Ofrece este poema intitulado otras ventanas por donde leer el libro: «un haiku que se congela en el tiempo» (p.68), «palabras ajardinadas» (p.68) o «Con diccionario en mano traduzco el lenguaje de las / flores» (p.68), que ciertamente indican hacia la atmósfera del quinto libro del poeta, «Jardines Imaginarios»; es la idea del escape, de evadir la dureza del duelo y «la tiranía del silencio» (p.68).
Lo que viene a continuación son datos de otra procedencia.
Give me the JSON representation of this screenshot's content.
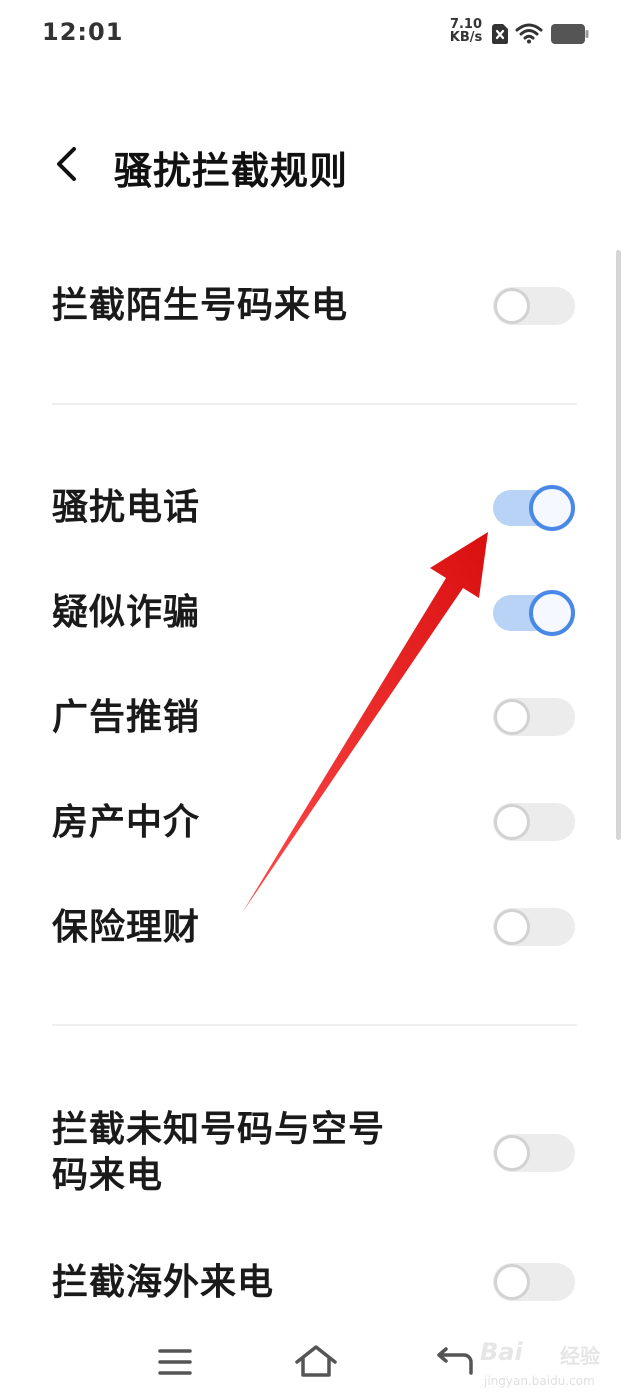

Pero es sólo un ilusión, «Mi mejor autoengaño» (p.67), y es por ello que, al final, del poema y del libro, aparece la fuerza redentora del amor, la misma que Breton entendió como fuerza revolucionaria, a través de una cita a un poema de amor archiconocido, el famoso «Poema XV» de Neruda; cito los últimos cuatro versos: «Una sola enredadera bastaría para salir de aquí. / Pero soy el gigante egoísta / que vive dentro de un libro. / Una palabra tuya, una sonrisa basta.» (p.68). Y es cierto.
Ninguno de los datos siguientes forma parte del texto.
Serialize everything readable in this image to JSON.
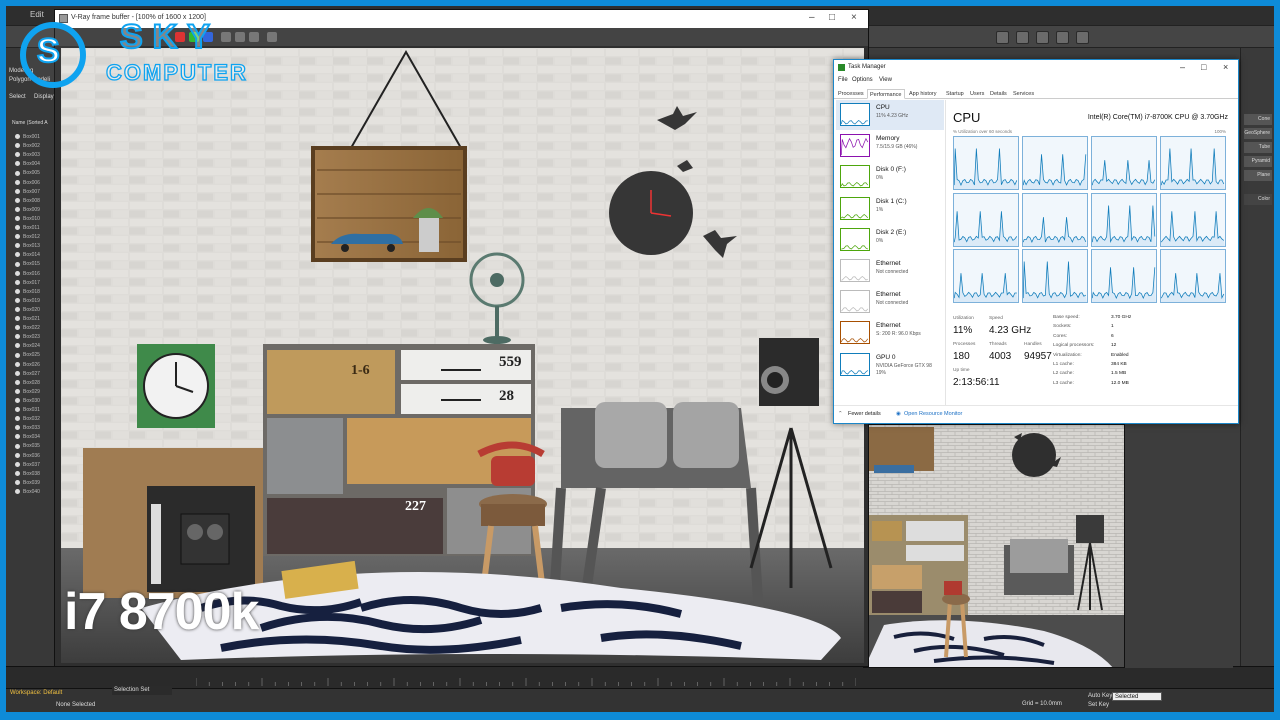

«Las letras de los libros saltan al piso» (p.49), nos dice el poeta, y es exactamente eso lo que sucede cada vez que leemos un libro: cambia, se modifica, volviéndose «un libro ingobernable» (p.44); y este pequeño gran libro «Hebras Viudas», con potencia creativa y lucidez abrumadora, lo confirma.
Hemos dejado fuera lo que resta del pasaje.